作業船から乗り移る訓練のデモンストレーション

 北九州市は2011年から、風力発関連産業の集積を図る「グリーンエネルギーポートひびき」事業に取り組んでいる。洋上風力発電では大規模洋上ウインドファームが整備中で、ほかに風車の部材製造、組み立て、O&M(運用・保守管理)など、風力発電の総合拠点化を図っている。O&Mは全国的に専門人材が不足しているが、5月には全国初の洋上風力発電に特化した専門のトレーニング施設が開設されるなど、先行的な動きが加速している。O&Mはオペレーション&メンテナンスの略で、風車の運転・管理やメンテナンスのことを指し、洋上風力サプライチェーン(着床式)の中で約36%と一番大きな割合を占めている重要な工程。実はこのO&M拠点作りが国内ではほとんど進んでいない。

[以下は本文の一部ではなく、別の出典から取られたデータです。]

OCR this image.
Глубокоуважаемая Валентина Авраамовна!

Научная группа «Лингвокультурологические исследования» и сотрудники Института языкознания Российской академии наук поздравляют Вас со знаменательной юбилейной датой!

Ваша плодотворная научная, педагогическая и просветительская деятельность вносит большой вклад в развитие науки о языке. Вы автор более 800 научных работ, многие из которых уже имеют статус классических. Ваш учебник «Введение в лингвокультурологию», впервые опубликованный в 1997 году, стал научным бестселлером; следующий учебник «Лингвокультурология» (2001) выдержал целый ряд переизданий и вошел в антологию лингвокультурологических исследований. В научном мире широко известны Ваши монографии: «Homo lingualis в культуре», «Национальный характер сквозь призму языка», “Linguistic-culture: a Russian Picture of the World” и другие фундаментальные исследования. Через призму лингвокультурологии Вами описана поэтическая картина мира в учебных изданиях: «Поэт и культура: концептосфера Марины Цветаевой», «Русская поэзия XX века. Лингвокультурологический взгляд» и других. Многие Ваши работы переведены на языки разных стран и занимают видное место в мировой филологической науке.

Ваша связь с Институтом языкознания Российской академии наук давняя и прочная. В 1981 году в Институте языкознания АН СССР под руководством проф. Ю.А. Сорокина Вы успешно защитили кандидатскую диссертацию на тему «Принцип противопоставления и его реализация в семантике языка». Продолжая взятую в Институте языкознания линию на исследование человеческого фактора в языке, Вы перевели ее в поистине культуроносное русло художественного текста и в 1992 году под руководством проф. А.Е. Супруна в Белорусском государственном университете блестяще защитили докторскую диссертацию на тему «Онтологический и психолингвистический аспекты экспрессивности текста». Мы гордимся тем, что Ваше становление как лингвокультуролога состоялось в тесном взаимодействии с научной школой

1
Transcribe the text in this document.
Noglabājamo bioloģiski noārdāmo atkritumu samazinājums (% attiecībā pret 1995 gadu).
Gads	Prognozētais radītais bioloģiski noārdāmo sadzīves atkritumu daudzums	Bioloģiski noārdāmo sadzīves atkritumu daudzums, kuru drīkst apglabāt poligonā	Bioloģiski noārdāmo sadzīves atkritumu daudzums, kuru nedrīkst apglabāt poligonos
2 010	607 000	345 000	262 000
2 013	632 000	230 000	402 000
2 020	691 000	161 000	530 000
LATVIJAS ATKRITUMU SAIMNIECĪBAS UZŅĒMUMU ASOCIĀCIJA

 市にとってもO&Mの専門人材の確保は喫緊の課題となっている。全国で30─35年までの間に不足するのは500─800人とされており、「風車は建設して終わりではない。今後30年は稼働することを見据えて保守管理のO&Mの専門人材の育成こそがもっとも重要であり、普及のかぎを握る」(市幹部)という。そのかぎとなるのが、風力メンテナンスサービスの国内最大手の「北拓」(北海道)の存在で、O&Mの重要性を認識していた市は早くから同社に誘致を働きかけ、21年に北九州支店を開設している。
 今年5月には、同支店内に洋上風力発電のO&Mに特化したトレーニング施設を完成させた。これは、日本初の施設で、洋上風力基礎(モノパイル)の実機を使用したものであり、海域の観測データを用いて様々な洋上のコンディションを再現できる。北拓と商船三井が資金を投じ、経済産業省資源エネルギー庁の補助金も受けている。建設費は数億円。

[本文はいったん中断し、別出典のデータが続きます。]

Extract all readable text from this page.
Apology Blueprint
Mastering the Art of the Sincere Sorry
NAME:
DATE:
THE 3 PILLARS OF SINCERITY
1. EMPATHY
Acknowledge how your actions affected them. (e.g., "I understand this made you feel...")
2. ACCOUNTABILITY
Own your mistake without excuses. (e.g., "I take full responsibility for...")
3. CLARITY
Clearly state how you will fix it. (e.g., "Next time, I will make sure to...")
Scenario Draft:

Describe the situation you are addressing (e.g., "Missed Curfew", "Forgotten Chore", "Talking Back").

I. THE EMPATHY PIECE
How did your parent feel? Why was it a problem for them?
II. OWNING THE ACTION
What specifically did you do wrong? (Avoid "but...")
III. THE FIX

 施設は洋上風力の8メガワット級の大型風車の基礎部分を再現したタワーで、高さ約23メートル、直径6・7メートル。また、油圧シリンダーで揺れ動く装置が設置されている。ここでは海への落水の危険がある作業船(CTV)からの移乗や、タワー内でのけが人発生時の救助、クレーンの操作、ヘリコプターからの降下訓練などを行う。北拓は自社だけでなく、新規参入者など10年で1500人を受け入れる予定。市幹部は「将来的な不足が確実なプロのメンテマンを育成するトレーニング施設の開設は課題だった」と話し、「市が目指している風力発電関連産業の総合拠点化に向けた大切な第一歩になる」と期待を寄せる。実はこうしたO&Mの訓練施設は、長崎県でも動きがあり、長崎市の伊王島での訓練施設建設が昨年12月からスタートしている。今年7月にも訓練棟が開設され、26年には高島沖合に洋上タワーを建てる計画だ。
 ただ、北九州の場合は、海洋土木関連事業、船舶の運航サービス事業、海陸のエンジニアリング事業などを手掛ける「日水マリン工業」(戸畑区)のサバイバルトレーニングセンターと連携し、基礎的な訓練を日水で、より専門的な訓練を北拓の施設で行うことで、「総合的かつ実践的なトレーニングを行うことのできることも北九州の取り組みの独自性となる」(市幹部)と、長崎との差別化を強調する。北九州市では先行的な動きを生かして洋上風力の専門人材の輩出する「ベースキャンプ構想」を掲げており、国内のトップランナーとして風力発電の総合拠点化を着々と進めている。